Ci sono situazioni di disagio a cui vorreste porre rimedio?
Monica: Probabilmente il disagio creato dalla struttura ormai fatiscente! Solo il fatto di avere 4 bagni da suddividere fra i 28 pazienti e le loro assistenze la dice lunga senza contare gli spazi talmente ristretti delle stanze di degenza che oltre a creare disagio ai piccoli pazienti, costringe noi operatori ad un’assistenza da “veri contorsionisti”! In tutta la pediatria poi esistono solo 2 dispensatori di bevande e uno di snack ma manca un “cambia-moneta” e per chi assiste giorno e notte nono è un disagio da poco anche se fra genitori la solidarietà non manca mai.
Sonia: A proposito dei pazienti “cresciuti” spesso si creano delle situazioni di disagio perché si trovano a dover dividere la stanza con neo-mamme che hanno esigenze completamente diverse. I letti, banalmente, spesso sono troppo piccoli per loro.

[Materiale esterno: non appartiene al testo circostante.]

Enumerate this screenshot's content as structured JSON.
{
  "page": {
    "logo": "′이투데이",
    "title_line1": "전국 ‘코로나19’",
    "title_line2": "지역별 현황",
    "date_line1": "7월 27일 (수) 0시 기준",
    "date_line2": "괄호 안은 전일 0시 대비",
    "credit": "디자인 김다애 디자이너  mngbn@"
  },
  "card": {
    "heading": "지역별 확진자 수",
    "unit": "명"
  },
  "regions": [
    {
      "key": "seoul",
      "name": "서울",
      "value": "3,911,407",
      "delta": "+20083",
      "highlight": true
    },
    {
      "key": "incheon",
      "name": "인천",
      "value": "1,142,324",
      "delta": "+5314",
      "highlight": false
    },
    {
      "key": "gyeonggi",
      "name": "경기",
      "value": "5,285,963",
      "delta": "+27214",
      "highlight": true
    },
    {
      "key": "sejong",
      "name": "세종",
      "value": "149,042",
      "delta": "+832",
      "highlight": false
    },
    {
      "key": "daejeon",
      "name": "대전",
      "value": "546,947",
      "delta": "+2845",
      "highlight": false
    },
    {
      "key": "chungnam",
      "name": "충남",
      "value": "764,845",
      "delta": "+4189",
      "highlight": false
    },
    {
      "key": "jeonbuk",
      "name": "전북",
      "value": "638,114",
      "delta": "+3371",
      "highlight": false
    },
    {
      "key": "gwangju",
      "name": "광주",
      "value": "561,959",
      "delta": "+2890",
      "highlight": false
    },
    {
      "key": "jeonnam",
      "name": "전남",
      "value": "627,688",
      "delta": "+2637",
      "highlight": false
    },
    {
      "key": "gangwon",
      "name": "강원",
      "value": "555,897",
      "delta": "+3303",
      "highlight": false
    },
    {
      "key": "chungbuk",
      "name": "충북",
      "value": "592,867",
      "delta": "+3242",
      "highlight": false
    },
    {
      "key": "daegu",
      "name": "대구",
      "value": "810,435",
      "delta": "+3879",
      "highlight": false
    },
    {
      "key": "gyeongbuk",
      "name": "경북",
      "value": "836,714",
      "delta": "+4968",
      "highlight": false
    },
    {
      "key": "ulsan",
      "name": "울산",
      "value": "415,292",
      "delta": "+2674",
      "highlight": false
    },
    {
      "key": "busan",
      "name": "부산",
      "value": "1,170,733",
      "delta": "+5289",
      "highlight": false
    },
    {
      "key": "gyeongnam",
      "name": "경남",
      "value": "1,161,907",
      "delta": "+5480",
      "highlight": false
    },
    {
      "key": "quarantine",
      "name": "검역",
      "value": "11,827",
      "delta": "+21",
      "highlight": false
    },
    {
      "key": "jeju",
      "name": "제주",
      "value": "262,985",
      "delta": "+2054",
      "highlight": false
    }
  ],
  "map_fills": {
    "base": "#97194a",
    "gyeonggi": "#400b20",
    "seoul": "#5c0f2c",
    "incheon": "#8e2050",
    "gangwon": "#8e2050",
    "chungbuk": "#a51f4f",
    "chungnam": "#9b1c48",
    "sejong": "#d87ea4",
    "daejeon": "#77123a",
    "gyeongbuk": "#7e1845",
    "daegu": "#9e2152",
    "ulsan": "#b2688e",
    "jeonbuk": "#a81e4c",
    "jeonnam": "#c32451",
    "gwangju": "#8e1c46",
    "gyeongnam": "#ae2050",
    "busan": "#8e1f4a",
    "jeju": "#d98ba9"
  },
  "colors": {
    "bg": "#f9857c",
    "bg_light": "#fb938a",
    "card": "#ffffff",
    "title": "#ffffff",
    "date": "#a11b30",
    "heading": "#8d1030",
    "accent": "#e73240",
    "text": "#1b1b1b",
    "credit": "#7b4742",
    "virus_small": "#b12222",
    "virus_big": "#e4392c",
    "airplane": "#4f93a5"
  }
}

L’abbiamo chiesto a tutti i nostri intervistati e quindi di rigore lo chiediamo anche a voi: bacchetta magica e lettera per Babbo Natale alla mano, voi cosa chiedereste?
Sonia: Per me davvero una nuova struttura sarebbe il dono più bello, l’aspetto umano che creiamo è stupendo ma non basta a sconfiggere certi disagi.
Monica: tante cose…mi sento quasi impotente nel pensarle. Ma non demordo: mi auguro che qualche politico guardi qui dentro e si metta davvero una mano sul cuore!